The Archbishop succeeded Desmond Tutu eight years ago as leader of two million worshippers in the oldest province in Africa, covering eight countries up to Zimbabwe.

He insisted that the integrity of the US church's decision at its general convention last month to confirm the election of Canon Robinson as diocesan bishop of New Hampshire should be respected. Some archbishops are demanding that the appointment must be rescinded, although there is no mechanism for that.

Archbishop Ndungane said: "The Episcopal church is an autonomous province with its own procedures and processes which determine its own decisions. It is full of good people and they have followed one of the most transparent and democratic processes of decision-making in the whole Anglican communion.

"It is very arrogant to assume that the people in America do not know what they are doing. We have got to respect their decision.
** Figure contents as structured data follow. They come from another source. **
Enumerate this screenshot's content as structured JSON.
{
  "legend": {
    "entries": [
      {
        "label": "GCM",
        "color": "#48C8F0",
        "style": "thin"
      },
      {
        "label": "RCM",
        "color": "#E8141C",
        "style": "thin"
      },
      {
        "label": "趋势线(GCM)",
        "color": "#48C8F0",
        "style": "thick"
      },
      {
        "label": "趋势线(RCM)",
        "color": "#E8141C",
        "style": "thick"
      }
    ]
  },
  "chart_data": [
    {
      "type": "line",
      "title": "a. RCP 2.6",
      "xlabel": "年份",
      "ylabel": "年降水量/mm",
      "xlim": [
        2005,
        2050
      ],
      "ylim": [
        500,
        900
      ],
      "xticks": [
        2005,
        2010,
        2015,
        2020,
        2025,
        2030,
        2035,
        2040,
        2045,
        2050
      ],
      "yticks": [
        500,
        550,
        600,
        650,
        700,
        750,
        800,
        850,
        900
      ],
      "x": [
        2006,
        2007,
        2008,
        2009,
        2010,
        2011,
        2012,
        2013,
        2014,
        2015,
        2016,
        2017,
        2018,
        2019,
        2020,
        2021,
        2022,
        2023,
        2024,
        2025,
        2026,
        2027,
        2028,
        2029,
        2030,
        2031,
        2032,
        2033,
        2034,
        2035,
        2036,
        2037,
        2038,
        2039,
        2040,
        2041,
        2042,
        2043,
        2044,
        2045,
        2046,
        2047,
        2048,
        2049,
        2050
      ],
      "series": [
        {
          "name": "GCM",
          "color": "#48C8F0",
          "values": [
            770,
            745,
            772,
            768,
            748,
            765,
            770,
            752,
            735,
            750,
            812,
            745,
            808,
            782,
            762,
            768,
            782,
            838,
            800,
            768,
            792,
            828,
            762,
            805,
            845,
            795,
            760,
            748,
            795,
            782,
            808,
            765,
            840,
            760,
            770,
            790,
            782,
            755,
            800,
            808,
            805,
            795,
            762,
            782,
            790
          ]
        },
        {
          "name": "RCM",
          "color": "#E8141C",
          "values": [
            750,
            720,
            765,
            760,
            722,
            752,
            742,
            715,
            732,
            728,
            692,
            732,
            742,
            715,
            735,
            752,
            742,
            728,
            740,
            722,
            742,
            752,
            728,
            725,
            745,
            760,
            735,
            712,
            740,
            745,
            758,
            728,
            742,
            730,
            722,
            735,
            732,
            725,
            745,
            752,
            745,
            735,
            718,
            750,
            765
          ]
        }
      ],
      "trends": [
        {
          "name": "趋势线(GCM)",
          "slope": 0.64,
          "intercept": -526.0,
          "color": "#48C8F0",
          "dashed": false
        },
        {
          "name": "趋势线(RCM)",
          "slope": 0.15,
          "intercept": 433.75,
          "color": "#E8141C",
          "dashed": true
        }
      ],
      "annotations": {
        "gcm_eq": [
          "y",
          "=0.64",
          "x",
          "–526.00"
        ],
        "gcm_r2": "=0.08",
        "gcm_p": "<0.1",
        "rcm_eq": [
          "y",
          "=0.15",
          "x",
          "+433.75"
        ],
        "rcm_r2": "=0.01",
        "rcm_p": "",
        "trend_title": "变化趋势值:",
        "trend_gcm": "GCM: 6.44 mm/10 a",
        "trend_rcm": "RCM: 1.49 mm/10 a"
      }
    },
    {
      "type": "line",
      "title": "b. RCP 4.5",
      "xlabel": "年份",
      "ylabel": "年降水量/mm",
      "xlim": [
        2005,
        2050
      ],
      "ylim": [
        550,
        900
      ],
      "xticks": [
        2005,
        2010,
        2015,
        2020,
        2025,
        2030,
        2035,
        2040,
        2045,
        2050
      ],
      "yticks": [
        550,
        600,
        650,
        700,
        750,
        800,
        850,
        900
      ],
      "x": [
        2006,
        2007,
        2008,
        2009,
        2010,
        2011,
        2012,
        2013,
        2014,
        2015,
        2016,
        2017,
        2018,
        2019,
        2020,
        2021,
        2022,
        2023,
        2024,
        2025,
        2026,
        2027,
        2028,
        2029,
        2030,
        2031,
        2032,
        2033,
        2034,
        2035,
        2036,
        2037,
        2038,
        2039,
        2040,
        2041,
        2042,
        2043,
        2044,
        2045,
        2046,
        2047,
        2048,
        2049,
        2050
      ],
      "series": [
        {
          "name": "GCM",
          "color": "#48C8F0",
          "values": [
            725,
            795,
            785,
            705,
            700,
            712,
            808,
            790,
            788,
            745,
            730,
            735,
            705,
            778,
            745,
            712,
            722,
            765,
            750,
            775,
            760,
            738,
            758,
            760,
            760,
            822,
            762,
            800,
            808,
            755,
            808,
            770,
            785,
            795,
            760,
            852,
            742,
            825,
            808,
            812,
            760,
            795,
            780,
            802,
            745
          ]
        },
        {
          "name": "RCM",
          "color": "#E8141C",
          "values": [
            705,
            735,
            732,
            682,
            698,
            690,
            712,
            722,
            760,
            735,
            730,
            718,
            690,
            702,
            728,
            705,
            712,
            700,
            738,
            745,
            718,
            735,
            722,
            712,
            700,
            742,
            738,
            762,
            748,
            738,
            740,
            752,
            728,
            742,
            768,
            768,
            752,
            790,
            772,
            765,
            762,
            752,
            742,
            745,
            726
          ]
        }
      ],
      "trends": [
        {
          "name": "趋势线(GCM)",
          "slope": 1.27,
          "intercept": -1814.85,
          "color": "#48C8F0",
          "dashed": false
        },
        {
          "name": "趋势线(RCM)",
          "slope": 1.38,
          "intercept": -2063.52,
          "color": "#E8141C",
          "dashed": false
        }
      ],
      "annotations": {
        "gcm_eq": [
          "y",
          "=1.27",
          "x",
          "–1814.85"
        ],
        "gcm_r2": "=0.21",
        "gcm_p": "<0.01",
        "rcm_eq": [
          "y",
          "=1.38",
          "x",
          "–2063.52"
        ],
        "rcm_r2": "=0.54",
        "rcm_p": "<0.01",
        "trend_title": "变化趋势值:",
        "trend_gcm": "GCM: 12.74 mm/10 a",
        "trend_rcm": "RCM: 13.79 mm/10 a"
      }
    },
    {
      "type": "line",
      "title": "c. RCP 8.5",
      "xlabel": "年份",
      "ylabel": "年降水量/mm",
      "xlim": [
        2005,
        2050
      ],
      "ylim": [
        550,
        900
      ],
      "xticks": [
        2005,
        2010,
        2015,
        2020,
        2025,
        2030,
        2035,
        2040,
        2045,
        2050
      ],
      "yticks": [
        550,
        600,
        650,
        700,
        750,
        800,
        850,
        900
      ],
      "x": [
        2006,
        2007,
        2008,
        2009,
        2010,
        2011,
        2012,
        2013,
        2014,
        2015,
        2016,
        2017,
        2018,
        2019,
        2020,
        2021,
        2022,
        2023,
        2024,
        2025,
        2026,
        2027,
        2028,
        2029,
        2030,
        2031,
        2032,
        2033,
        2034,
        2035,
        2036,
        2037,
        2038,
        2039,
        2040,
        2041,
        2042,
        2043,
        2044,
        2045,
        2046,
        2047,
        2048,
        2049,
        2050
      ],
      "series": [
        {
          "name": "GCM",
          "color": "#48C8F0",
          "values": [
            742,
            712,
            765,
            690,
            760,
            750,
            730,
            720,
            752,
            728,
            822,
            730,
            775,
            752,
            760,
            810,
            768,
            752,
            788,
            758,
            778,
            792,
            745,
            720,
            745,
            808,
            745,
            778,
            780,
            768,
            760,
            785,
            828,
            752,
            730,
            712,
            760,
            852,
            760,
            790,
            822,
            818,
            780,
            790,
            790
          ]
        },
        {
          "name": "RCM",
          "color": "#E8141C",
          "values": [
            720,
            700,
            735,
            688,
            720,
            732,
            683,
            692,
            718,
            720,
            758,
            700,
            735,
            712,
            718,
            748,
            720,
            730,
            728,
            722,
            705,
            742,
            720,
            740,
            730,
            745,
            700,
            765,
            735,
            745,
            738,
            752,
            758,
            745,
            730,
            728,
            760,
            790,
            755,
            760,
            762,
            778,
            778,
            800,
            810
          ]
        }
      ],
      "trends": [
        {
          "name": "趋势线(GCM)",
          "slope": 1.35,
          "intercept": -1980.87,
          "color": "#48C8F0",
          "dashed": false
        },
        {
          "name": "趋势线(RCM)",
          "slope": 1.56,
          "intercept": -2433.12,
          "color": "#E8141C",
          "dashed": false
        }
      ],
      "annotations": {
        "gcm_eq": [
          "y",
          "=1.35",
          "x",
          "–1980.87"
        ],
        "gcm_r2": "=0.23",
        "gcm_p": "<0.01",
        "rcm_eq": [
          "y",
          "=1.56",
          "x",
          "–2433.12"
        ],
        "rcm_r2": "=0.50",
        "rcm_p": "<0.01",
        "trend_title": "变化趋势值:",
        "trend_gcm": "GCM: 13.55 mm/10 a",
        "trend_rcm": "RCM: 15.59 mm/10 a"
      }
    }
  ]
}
"We have also got to respect the integrity of our provinces as autonomous entities whether we agree with them or not, or whether they make us uncomfortable or not. The Archbishop of Canterbury is first-among-equals but he has no jurisdiction or authority to intervene." On homosexuality, the archbishop speaks with particular force since he chaired a committee of 60 bishops at the last Lambeth conference five years ago that looked into the issue of human sexuality. The committee was overruled at the conference by other hardline bishops.

He said: "I am very concerned about this current debate because it seems to me that some kind of hypocrisy is going on in the Church. Gene Robinson and Jeffrey John have been open and honest about their private lives.

"It is no secret that there are gay clergy and there are gay bishops, and the institutional church seems to be turning a blind eye when we should be encouraging honesty. If Gene Robinson had kept quiet there would have been no issue.

"We in Africa need to learn more about our sexuality and I intend inviting my fellow brothers and sister to a conference at a university in Natal next year. I know people who are gay and lesbian who are African. The issue of orientation knows no culture and my fellow bishops are in denial, they have an ostrich mentality on this subject.

"Our church must learn how to live together as a diverse community.

"That's what should be on the agenda, not seeking to cast stones or talking about schisms."